If I were you, I woud go out earlier, but thats me.



Posted by: RBS

Broncosfan
Did you ever consider getting off the roller coaster? I mean, do you realize this could be one of the most important decisions of your life? Would you rather not be standing sturdy on two feet instead of reeling with your head in the clouds? The way you get off the roller coaster is by dating other women. The moment you shut yourself down like this you become her slave. Date, and I suggest also get yourself humped, as a way of building a mental power base. This will help you to see her with a jaundiced eye instead of through the mental fog you now seem to be wandering in. I just don't understand this zest men have for putting themselves in a cage once they meet a woman. Why not date lots of other Russian women? What is stopping you? Do you feel some moral obligation? You are a man, and us men were born proud animals, running free on the savana. Not whimpering pups under the heel of an asiatic mistress. Wake up!

Gib



Posted by: SeekingForThe1

BroncosFan,

All the advice that you have been receiving is good. The emtional rollercoaster your having is normal and it will keep going until you have a real commitment from your lady. We all have questions going through or minds during the different stages and it only gets better with time and answers. I am sure between now and June you will find out most of you answers.
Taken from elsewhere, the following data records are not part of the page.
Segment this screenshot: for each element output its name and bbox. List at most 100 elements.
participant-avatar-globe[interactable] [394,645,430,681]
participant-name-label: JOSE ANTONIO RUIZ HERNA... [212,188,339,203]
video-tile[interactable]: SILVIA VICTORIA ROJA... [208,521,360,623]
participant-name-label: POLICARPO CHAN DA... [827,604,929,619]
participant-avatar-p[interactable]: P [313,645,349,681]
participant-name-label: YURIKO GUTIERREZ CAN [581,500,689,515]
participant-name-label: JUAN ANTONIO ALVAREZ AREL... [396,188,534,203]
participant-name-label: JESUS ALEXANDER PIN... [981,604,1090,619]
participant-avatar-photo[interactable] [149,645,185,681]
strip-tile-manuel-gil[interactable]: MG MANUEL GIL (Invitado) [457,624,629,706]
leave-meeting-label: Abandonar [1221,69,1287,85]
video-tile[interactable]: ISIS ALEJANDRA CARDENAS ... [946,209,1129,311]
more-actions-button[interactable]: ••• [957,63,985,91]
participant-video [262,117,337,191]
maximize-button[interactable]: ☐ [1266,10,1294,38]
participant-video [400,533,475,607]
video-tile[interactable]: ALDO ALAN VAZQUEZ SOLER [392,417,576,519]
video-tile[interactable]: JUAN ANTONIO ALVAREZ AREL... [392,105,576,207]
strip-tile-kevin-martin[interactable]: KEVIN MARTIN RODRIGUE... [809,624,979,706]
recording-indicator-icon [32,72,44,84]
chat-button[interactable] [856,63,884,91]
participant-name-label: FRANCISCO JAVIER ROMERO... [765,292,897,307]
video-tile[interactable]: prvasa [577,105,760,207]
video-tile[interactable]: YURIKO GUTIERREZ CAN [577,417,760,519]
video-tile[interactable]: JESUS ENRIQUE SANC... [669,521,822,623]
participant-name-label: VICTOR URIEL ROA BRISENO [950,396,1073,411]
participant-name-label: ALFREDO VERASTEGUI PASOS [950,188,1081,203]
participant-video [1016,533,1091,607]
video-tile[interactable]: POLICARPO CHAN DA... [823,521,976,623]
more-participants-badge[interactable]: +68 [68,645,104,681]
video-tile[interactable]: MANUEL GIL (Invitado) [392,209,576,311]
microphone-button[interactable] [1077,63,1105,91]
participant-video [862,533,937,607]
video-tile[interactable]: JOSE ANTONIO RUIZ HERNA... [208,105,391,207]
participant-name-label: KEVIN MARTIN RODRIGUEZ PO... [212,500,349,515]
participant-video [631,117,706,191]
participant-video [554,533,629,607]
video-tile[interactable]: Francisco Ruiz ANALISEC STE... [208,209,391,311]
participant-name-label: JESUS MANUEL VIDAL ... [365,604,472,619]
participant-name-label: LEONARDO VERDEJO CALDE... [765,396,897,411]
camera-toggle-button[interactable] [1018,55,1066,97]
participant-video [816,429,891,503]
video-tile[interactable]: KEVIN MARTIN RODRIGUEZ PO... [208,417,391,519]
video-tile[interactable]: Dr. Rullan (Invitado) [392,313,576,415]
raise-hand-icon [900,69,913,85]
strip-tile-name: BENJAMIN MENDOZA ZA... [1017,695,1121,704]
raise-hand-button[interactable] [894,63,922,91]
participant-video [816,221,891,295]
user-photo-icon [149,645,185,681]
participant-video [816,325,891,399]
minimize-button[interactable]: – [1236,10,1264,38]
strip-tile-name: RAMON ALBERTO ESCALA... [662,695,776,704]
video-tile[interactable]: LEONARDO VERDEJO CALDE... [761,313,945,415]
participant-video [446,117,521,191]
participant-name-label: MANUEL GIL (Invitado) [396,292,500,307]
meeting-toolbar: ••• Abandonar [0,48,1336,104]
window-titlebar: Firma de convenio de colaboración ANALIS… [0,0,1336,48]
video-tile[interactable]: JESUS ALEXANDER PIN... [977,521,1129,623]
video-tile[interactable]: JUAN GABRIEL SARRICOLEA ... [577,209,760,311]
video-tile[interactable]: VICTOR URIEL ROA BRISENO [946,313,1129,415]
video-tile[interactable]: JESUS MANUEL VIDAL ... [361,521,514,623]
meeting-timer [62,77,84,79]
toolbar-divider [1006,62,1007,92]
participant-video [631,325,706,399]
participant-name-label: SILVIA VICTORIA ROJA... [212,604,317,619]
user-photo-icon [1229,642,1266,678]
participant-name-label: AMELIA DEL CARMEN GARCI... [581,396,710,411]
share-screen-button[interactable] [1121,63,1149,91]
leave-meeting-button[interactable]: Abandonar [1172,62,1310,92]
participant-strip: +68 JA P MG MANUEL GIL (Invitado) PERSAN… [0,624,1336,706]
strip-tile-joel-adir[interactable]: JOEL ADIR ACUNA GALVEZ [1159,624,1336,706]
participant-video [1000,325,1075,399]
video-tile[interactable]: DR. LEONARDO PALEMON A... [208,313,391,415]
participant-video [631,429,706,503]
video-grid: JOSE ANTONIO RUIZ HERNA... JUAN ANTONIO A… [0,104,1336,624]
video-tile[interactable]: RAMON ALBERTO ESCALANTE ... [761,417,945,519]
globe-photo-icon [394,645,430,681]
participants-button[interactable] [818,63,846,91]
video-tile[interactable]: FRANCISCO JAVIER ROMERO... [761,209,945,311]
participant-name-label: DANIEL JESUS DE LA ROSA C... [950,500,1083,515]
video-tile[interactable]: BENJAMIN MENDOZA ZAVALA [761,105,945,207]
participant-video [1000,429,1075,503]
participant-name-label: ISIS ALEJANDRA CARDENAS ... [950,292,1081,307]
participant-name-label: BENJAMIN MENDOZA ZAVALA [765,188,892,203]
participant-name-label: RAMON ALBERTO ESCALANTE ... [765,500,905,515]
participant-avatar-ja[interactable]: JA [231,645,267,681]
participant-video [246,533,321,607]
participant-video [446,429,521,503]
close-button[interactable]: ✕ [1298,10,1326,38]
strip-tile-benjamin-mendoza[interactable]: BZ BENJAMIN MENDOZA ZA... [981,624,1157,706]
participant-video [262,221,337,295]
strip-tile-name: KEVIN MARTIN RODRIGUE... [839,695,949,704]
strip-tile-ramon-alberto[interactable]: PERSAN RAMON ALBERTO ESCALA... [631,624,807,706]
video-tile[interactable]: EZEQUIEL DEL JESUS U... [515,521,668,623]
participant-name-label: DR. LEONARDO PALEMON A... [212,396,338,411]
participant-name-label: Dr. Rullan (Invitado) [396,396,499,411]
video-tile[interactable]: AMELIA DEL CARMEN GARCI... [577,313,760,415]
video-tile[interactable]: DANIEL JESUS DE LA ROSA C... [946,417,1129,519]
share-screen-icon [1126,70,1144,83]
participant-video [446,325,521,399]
Keep your communication open and honest and talk to her as much as possible. We all ave very vunarable in this situation and it takes time to really figure out if our lady is true with her intensions or maybe a scam.
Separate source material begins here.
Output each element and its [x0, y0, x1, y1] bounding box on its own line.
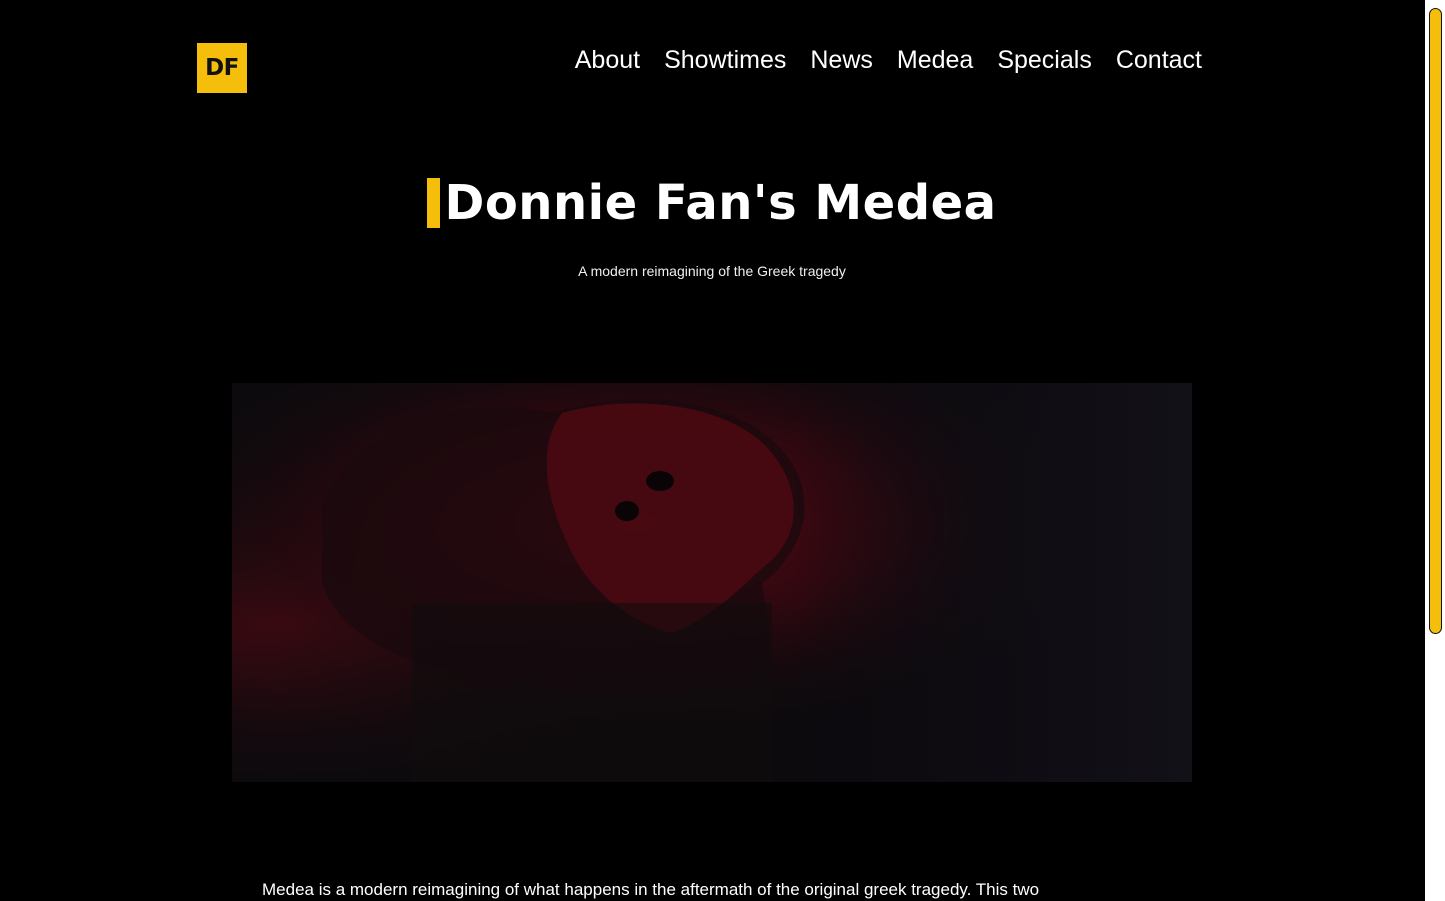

As far as RBS's advice, Dating is a great way to get to know different ladies and try to find out what you are looking for in them, but I wouldn't get to involved because someone always seems to get hurt.

Corey J

P.S. Side question...Do you live in Denver..I am moving there in May. Could use some info on the area.



Posted by: broncosfan

Thanks everyone. RBS, the dating and humping is what had me go to Ukraine in the first place. I was doing plenty of both before I left. I was married before to a women that I did not really feel love for, but we had a child when we were young, and I tried to do the right thing. Which I now know was probally the wrong thing. When we split up you could say that I tried to get my twenties back. Now at 30, I do not want that anymore. I had a good run, but the humping feels shallow, and the women I have dated all seem to have baggage. This is not because they are American, it is because of the age. I find that most women in America close to my age that are attractive usually are divorced, have kids, and carry a certain amount of resentment of the fact that they are single mothers. Maybe it is just the town I live in, everyone tends to get married and have kids early here. I have gone the younger route to, but with these girls it seems that I end up doing alot of drinking and going out which inerferes with work. Beleive me, I was not expecting much when I went to Ukraine. I did not truly think that sparks would fly with something aranged, or not happening naturally. But it did, and I don't think it blinded me. Actually I think I was blind before I went and now my eyes are wide open. I went to have fun, and out of curiousity. Now I realize how much is involved, and how big of a financial setback it can be to follow through. This is why I am now commited. We all are in a sense. Are cell phone bills have tripled, the thousands of dollars we spend in travel. Ukraine is nice, but don't get me wrong, if it was purely for vacation I would mix it up a little. In winter I would be in Mexico not Ukraine. So because of this I dedicate myself to one women right now. I can only hope she feels the same way. If not, the truth usually has a way of revealing itself. It might hurt the heart, but would stop me from making a big mistake.